Some of our other projects:

  1. PNKP Mutations Identified by Whole-Exome Sequencing in a Norwegian Patient with Sporadic Ataxia and Edema. Cerebellum 2016 May 10. Using exome sequencing, we identified PNKP mutations in a Norwegian woman with ataxia and ocular apraxia (AOA). This patient had the typical findings with cognitive dysfunction, peripheral neuropathy, cerebellar dysarthria, horizontal nystagmus, oculomotor apraxia, and severe truncal and appendicular ataxia. In addition, she had hypoalbuminemia and massive lower limb edema which showed some improvement with treatment. Sequencing identified two heterozygous mutations, one in exon 14 (c.1196T>C, p.Leu399Pro) and one in exon 16 (c.1393_1396del, p.Glu465*). This is the first non-Portuguese patient with AOA due to PNKP mutations and provides independent verification that PNKP mutations cause AOA.

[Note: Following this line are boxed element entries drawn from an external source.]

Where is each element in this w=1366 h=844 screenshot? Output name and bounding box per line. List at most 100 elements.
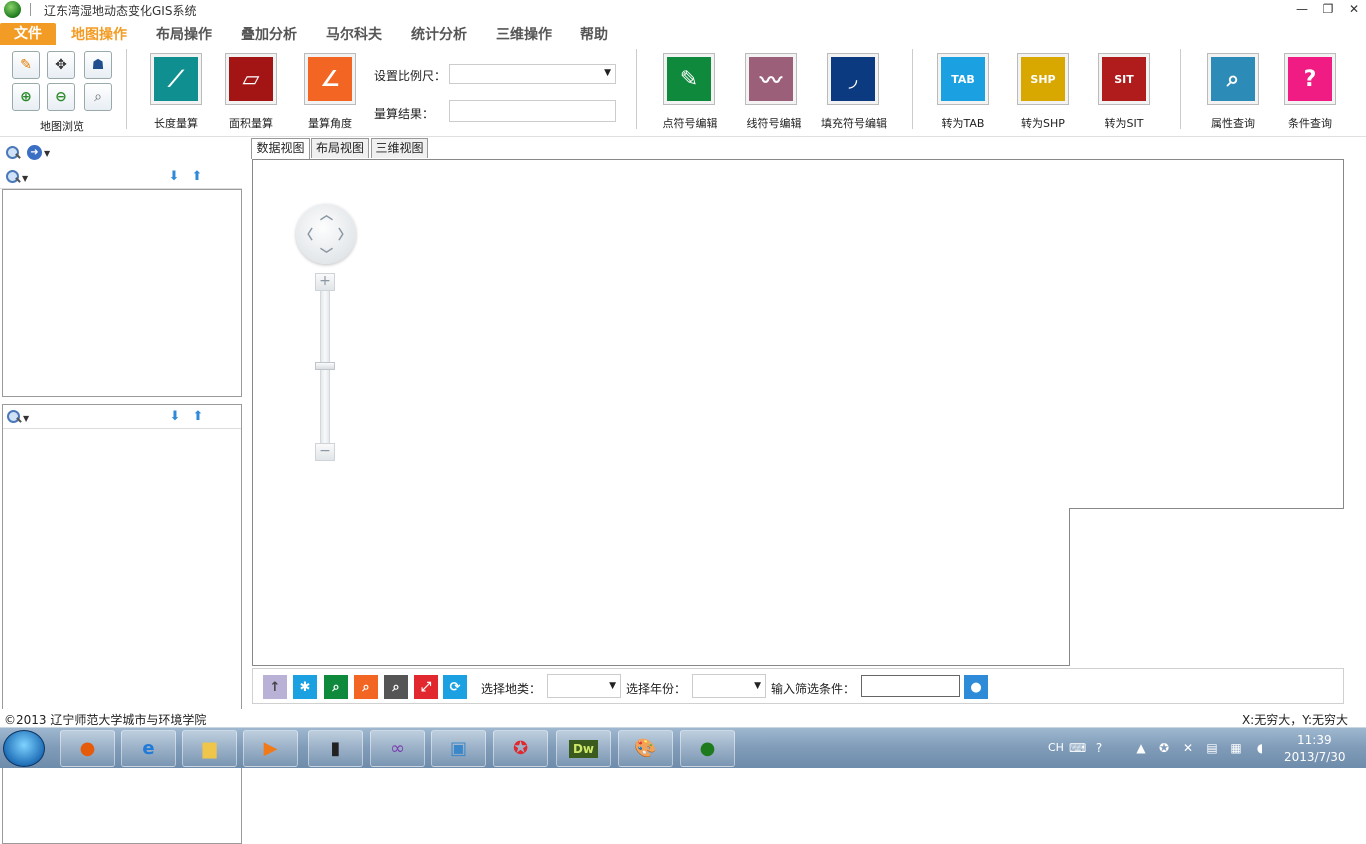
move-up-icon[interactable]: ⬆ — [190, 170, 204, 184]
lower-panel[interactable]: ▼ ⬇ ⬆ — [2, 404, 242, 844]
to-tab-button[interactable]: TAB — [937, 53, 989, 105]
zoom-in-button[interactable]: ⊕ — [12, 83, 40, 111]
menu-map-operations[interactable]: 地图操作 — [71, 24, 127, 44]
menu-layout-operations[interactable]: 布局操作 — [156, 24, 212, 44]
document-search-icon: ⌕ — [1211, 57, 1255, 101]
point-symbol-edit-button[interactable]: ✎ — [663, 53, 715, 105]
full-extent-icon[interactable]: ⤢ — [414, 675, 438, 699]
tab-layout-view[interactable]: 布局视图 — [311, 138, 369, 158]
chevron-down-icon[interactable]: ﹀ — [320, 244, 333, 263]
menu-statistics[interactable]: 统计分析 — [411, 24, 467, 44]
fill-symbol-edit-button[interactable]: ◞ — [827, 53, 879, 105]
restore-button[interactable]: ❐ — [1320, 2, 1336, 16]
result-field[interactable] — [449, 100, 616, 122]
full-extent-button[interactable]: ☗ — [84, 51, 112, 79]
land-type-select[interactable]: ▼ — [547, 674, 621, 698]
search-question-icon: ? — [1288, 57, 1332, 101]
chevron-up-icon[interactable]: ︿ — [320, 204, 333, 223]
to-sit-button[interactable]: SIT — [1098, 53, 1150, 105]
chevron-down-icon[interactable]: ▼ — [44, 149, 50, 158]
filter-input[interactable] — [861, 675, 960, 697]
length-measure-button[interactable]: ⟋ — [150, 53, 202, 105]
year-select[interactable]: ▼ — [692, 674, 766, 698]
app-tray-icon[interactable]: ▤ — [1204, 740, 1220, 756]
dreamweaver-task-icon[interactable]: Dw — [556, 730, 611, 767]
keyboard-icon[interactable]: ⌨ — [1069, 740, 1086, 756]
zoom-plus-icon[interactable]: + — [315, 273, 335, 291]
qq-task-icon[interactable]: ✪ — [493, 730, 548, 767]
sparkle-icon[interactable]: ✱ — [293, 675, 317, 699]
forward-arrow-icon[interactable]: ➜ — [27, 145, 42, 160]
ie-task-icon[interactable]: e — [121, 730, 176, 767]
gis-app-task-icon[interactable]: ● — [680, 730, 735, 767]
chevron-right-icon[interactable]: 〉 — [338, 224, 351, 243]
network-icon[interactable]: ▦ — [1228, 740, 1244, 756]
tab-file-icon: TAB — [941, 57, 985, 101]
show-hidden-icons-icon[interactable]: ▲ — [1133, 740, 1149, 756]
magnifier-icon[interactable]: ⌕ — [384, 675, 408, 699]
zoom-extent-button[interactable]: ⌕ — [84, 83, 112, 111]
filter-go-icon[interactable]: ● — [964, 675, 988, 699]
image-viewer-task-icon[interactable]: ▣ — [431, 730, 486, 767]
close-button[interactable]: ✕ — [1346, 2, 1362, 16]
search-icon[interactable] — [5, 169, 21, 185]
move-up-icon[interactable]: ⬆ — [191, 410, 205, 424]
explorer-task-icon[interactable]: ▆ — [182, 730, 237, 767]
chevron-down-icon[interactable]: ▼ — [23, 414, 29, 423]
minimize-button[interactable]: — — [1294, 2, 1310, 16]
attribute-query-label: 属性查询 — [1211, 117, 1255, 130]
menu-overlay-analysis[interactable]: 叠加分析 — [241, 24, 297, 44]
pan-control[interactable]: ︿ ﹀ 〈 〉 — [296, 204, 356, 264]
overview-map[interactable] — [1069, 508, 1344, 666]
scale-label: 设置比例尺： — [374, 69, 447, 83]
visual-studio-task-icon[interactable]: ∞ — [370, 730, 425, 767]
zoom-out-icon[interactable]: ⌕ — [354, 675, 378, 699]
ribbon-separator — [912, 49, 913, 129]
qq-tray-icon[interactable]: ✪ — [1156, 740, 1172, 756]
security-icon[interactable]: ✕ — [1180, 740, 1196, 756]
zoom-in-icon[interactable]: ⌕ — [324, 675, 348, 699]
menu-file[interactable]: 文件 — [0, 23, 56, 45]
coordinate-readout: X:无穷大，Y:无穷大 — [1241, 713, 1348, 727]
angle-measure-button[interactable]: ∠ — [304, 53, 356, 105]
shp-file-icon: SHP — [1021, 57, 1065, 101]
refresh-icon[interactable]: ⟳ — [443, 675, 467, 699]
volume-icon[interactable]: ◖ — [1252, 740, 1268, 756]
zoom-minus-icon[interactable]: − — [315, 443, 335, 461]
edit-pencil-button[interactable]: ✎ — [12, 51, 40, 79]
layer-list-panel[interactable] — [2, 189, 242, 397]
search-icon[interactable] — [5, 145, 21, 161]
tab-3d-view[interactable]: 三维视图 — [371, 138, 428, 158]
angle-measure-label: 量算角度 — [308, 117, 352, 130]
move-down-icon[interactable]: ⬇ — [168, 410, 182, 424]
move-down-icon[interactable]: ⬇ — [167, 170, 181, 184]
zoom-slider-thumb[interactable] — [315, 362, 335, 370]
clock-date[interactable]: 2013/7/30 — [1284, 750, 1346, 764]
phone-task-icon[interactable]: ▮ — [308, 730, 363, 767]
menu-3d-operations[interactable]: 三维操作 — [496, 24, 552, 44]
firefox-task-icon[interactable]: ● — [60, 730, 115, 767]
area-measure-button[interactable]: ▱ — [225, 53, 277, 105]
line-symbol-edit-button[interactable]: 〰 — [745, 53, 797, 105]
condition-query-button[interactable]: ? — [1284, 53, 1336, 105]
attribute-query-button[interactable]: ⌕ — [1207, 53, 1259, 105]
start-button[interactable] — [3, 730, 45, 767]
media-player-task-icon[interactable]: ▶ — [243, 730, 298, 767]
to-shp-button[interactable]: SHP — [1017, 53, 1069, 105]
menu-markov[interactable]: 马尔科夫 — [326, 24, 382, 44]
paint-task-icon[interactable]: 🎨 — [618, 730, 673, 767]
zoom-out-button[interactable]: ⊖ — [47, 83, 75, 111]
menu-help[interactable]: 帮助 — [580, 24, 608, 44]
search-icon[interactable] — [6, 409, 22, 425]
angle-icon: ∠ — [308, 57, 352, 101]
north-arrow-icon[interactable]: ↑ — [263, 675, 287, 699]
tab-data-view[interactable]: 数据视图 — [251, 138, 310, 159]
chevron-left-icon[interactable]: 〈 — [300, 224, 313, 243]
help-icon[interactable]: ? — [1091, 740, 1107, 756]
language-indicator[interactable]: CH — [1048, 741, 1064, 754]
pan-button[interactable]: ✥ — [47, 51, 75, 79]
clock-time[interactable]: 11:39 — [1297, 733, 1332, 747]
chevron-down-icon[interactable]: ▼ — [22, 174, 28, 183]
ribbon-separator — [636, 49, 637, 129]
scale-select[interactable]: ▼ — [449, 64, 616, 84]
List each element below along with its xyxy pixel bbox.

  2. ADCK3 mutations with epilepsy, stroke-like episodes and ataxia: a POLG mimic? Eur J Neurol. 2016 Jul;23(7):1188-94. We used exome sequencing to investigate 3 new patients with a phenotype resembling POLG. Mutations were identified by whole-exome sequencing and in two measurements of skeletal muscle CoQ10 was performed. All patients presented with childhood-onset epilepsy and progressive cerebellar ataxia and 3 had epilepsia partialis continua and stroke-like episodes affecting the posterior brain. Electroencephalography showed focal epileptic activity in the occipital and temporal lobes. Genetic investigation revealed ADCK3 mutations in all patients including a novel change in exon 15: c.T1732G, p.F578V. There was no apparent genotype-phenotype correlation. With this work, we showed that ADCK3 mutations can cause a combination of progressive ataxia and acute epileptic encephalopathy with stroke-like episodes. The clinical, radiological and electrophysiological features of this disorder mimic the phenotype of polymerase gamma (POLG) related encephalopathy and it is therefore suggested that ADCK3 mutations be considered in the differential diagnosis of mitochondrial encephalopathy with POLG-like features.
  3. Novel SLC19A3 Promoter Deletion and Allelic Silencing in Biotin-Thiamine-Responsive Basal Ganglia Encephalopathy. PLoS One. 2016 Feb 10;11(2):e0149055. We investigated two siblings with early-onset encephalopathy dystonia and epilepsy and using whole-exome sequencing revealed a novel single heterozygous SLC19A3 mutation (c.337T>C). Although Sanger-sequencing and copy-number analysis revealed no other aberrations, RNA-sequencing in brain tissue suggested the second allele was silenced. Whole-genome sequencing resolved the genetic defect by revealing a novel 45,049 bp deletion in the 5'-UTR region of the gene abolishing the promoter. High dose thiamine and biotin therapy were started in the surviving sibling who remains stable. In another patient two novel compounds, heterozygous SLC19A3 mutations were found.
  4. We have also investigated a patient with slowly progressive ataxia was found to have a variant affecting the DHX30 gene (genetic studies performed at Rikshospitalet, Oslo). The protein is an RNA helicase and thought to participate in mitochondrial protein translation.